另一方面,在本研究中多源流理论分析框架的分析之下各角色之间的力量大小是不同的,各角色的身份也不是单一的。社会民众在问题源流和政治源流中展现了自身的影响力,可是这种影响力是间歇性的和浮于表面的,力量较小。政策共同体相较于社会民众发挥了更强的政策影响力,这主要得益于他们所拥有的权力和资源优势,政策企业家不仅有着较强的政策影响力,更为重要的是他们对于时机的掌握,在政策窗口打开之时的临门一脚就是由他们完成的,当然对于时机的把握能力也直接或间接源于他们自身的资源优势。
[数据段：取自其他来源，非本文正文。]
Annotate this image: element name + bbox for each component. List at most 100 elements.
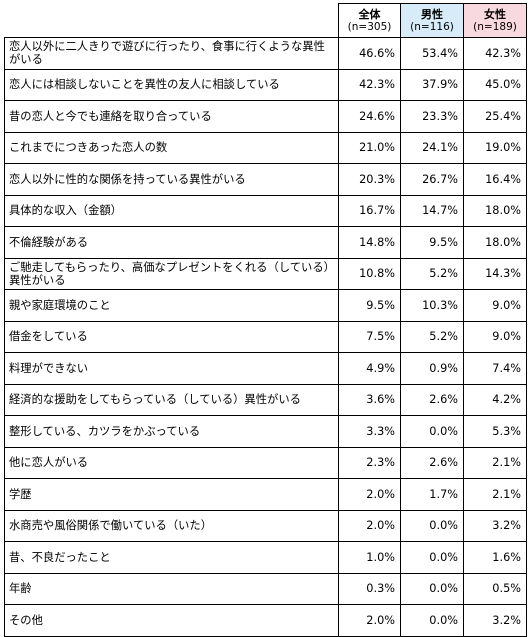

其实,从这里可以发现政策企业家很大概率上也是政策共同体的一员,政策企业家可能同时也是政府官员或是人大(政协)代表等,身份上具有多重性。我国的政治生活中没有单独作为政策企业家的角色,这是由我国的政治和社会土壤决定的,但是总是有角色承担并发挥起政策企业家的作用,这点是毋庸置疑的。
多源流理论为新安江流域生态补偿机制的政策议程提供了新的解释角度,这有助于多源流理论在中国的落地生根,从而进行本土化应用。然而本研究只是对国内某一政策议程进行的相关分析,这只是一个初步的探索,对于多源流理论的本土化应用和检验,仍需要进一步的研究论证和深入探讨。